Elegy for My Elegies to Trans Girls’ Bodies
I said knowing well it’s all I have left (like coins
in the hotel-room sofa child’s room sidewalk) I’d never write another
never feel those names—a sentence ending
in my body—
but here I am (dropping a notebook off at the community college where the welcome mat
faces the wrong way toward the street welcoming us out) and I miss it:
building another box to bundle her body in another newsprint wrapping for
pouring
the raw red meat of our organs into somebody else’s lap to say
look at this
Look who I miss
What a mess I made
What a violence left of lips and hair and the lovely ream of her spine
(swinging when we danced.)
I’m doing it again.
I can see her bodies laid out the width of a page
even thinner I can lose her
on my finger but it gets people to listen
when we say her names our dedications
are dead. Our dedications are the songs we have left
in favor of the elegy.
But elegy it works.
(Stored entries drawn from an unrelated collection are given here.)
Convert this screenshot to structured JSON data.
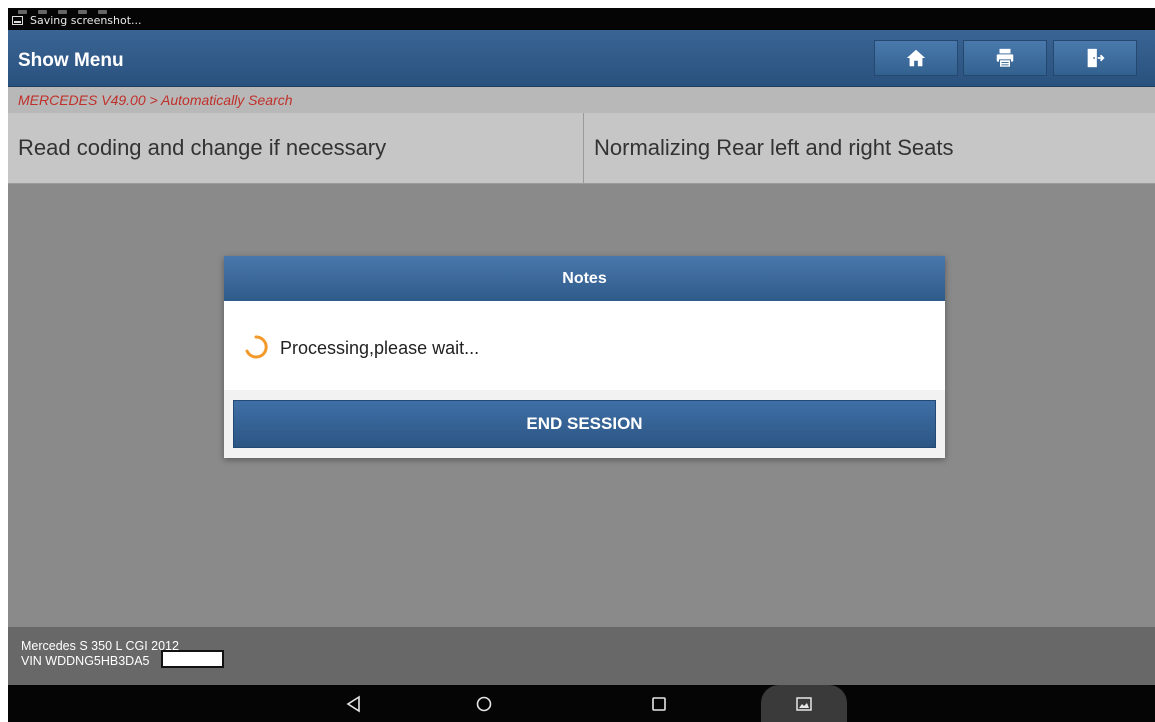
{
  "status_bar": {
    "notification_text": "Saving screenshot...",
    "notification_icon": "screenshot-icon"
  },
  "header": {
    "title": "Show Menu",
    "buttons": [
      {
        "icon": "home-icon"
      },
      {
        "icon": "print-icon"
      },
      {
        "icon": "exit-icon"
      }
    ]
  },
  "breadcrumb": "MERCEDES V49.00 > Automatically Search",
  "menu": {
    "items": [
      {
        "label": "Read coding and change if necessary"
      },
      {
        "label": "Normalizing Rear left and right Seats"
      }
    ]
  },
  "dialog": {
    "title": "Notes",
    "message": "Processing,please wait...",
    "end_button": "END SESSION",
    "spinner_color": "#f39a2c"
  },
  "vehicle": {
    "model": "Mercedes S 350 L CGI 2012",
    "vin": "VIN WDDNG5HB3DA5"
  },
  "colors": {
    "header_blue": "#2f5b8b",
    "breadcrumb_red": "#c0302a"
  }
}
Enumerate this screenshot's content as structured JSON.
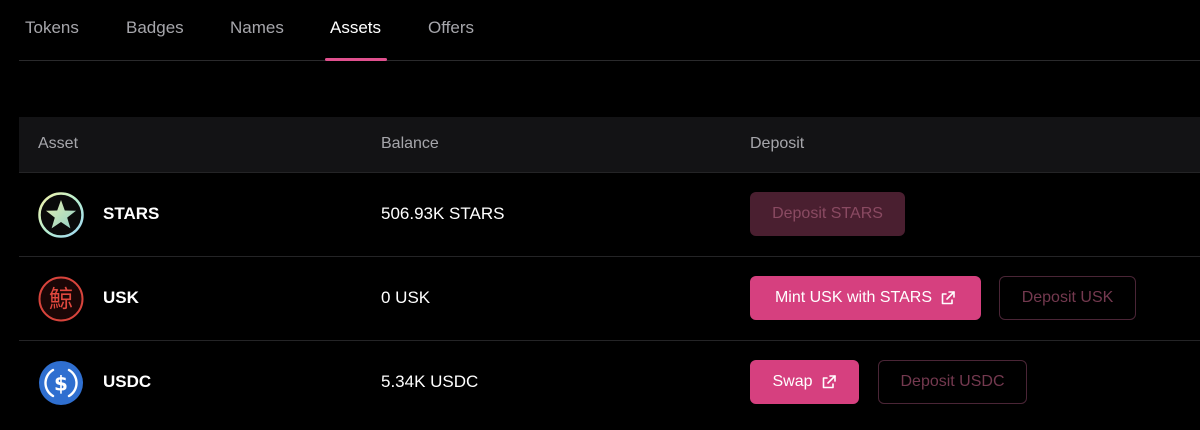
{
  "tabs": [
    {
      "label": "Tokens",
      "active": false
    },
    {
      "label": "Badges",
      "active": false
    },
    {
      "label": "Names",
      "active": false
    },
    {
      "label": "Assets",
      "active": true
    },
    {
      "label": "Offers",
      "active": false
    }
  ],
  "colors": {
    "accent": "#d6407f",
    "tab_underline": "#e0508e",
    "header_bg": "#131315",
    "disabled_button": "#4a1f30"
  },
  "table": {
    "headers": {
      "asset": "Asset",
      "balance": "Balance",
      "deposit": "Deposit"
    },
    "rows": [
      {
        "icon": "stars-token-icon",
        "name": "STARS",
        "balance": "506.93K STARS",
        "primary_action": {
          "label": "Deposit STARS",
          "state": "disabled"
        }
      },
      {
        "icon": "usk-token-icon",
        "icon_glyph": "鯨",
        "name": "USK",
        "balance": "0 USK",
        "primary_action": {
          "label": "Mint USK with STARS",
          "icon": "external-link-icon"
        },
        "secondary_action": {
          "label": "Deposit USK",
          "state": "disabled"
        }
      },
      {
        "icon": "usdc-token-icon",
        "icon_glyph": "$",
        "name": "USDC",
        "balance": "5.34K USDC",
        "primary_action": {
          "label": "Swap",
          "icon": "external-link-icon"
        },
        "secondary_action": {
          "label": "Deposit USDC",
          "state": "disabled"
        }
      }
    ]
  }
}
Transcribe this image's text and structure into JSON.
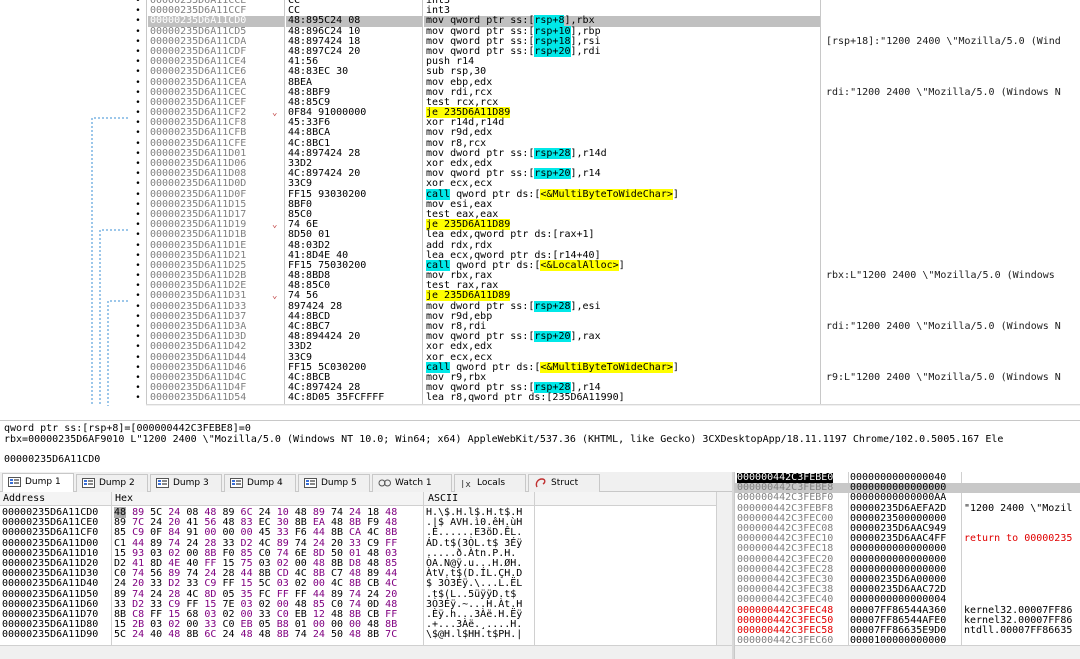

It keeps us going fed me through one summer jobless
except trading bodies
and elegy? it helped me
to say I’m sorry
I’m here
still sorry he walked past me.
Building a box to bury her bodies in, my dedication
means I’m living somehow.
But I can live without this
displaying
the way I live without you.
I can live and sell
myself in other ways.
(I guess I still have to. (
Golden Sings While Her Sister Gives Up Her Tail
A crowd gathers in the club she left & I swallow each man like a fish
filled with eggs take them in to my mouth & structure
them on my tongue. Men float the moans. I amplify
the clean ending the sea-foam sympathetic.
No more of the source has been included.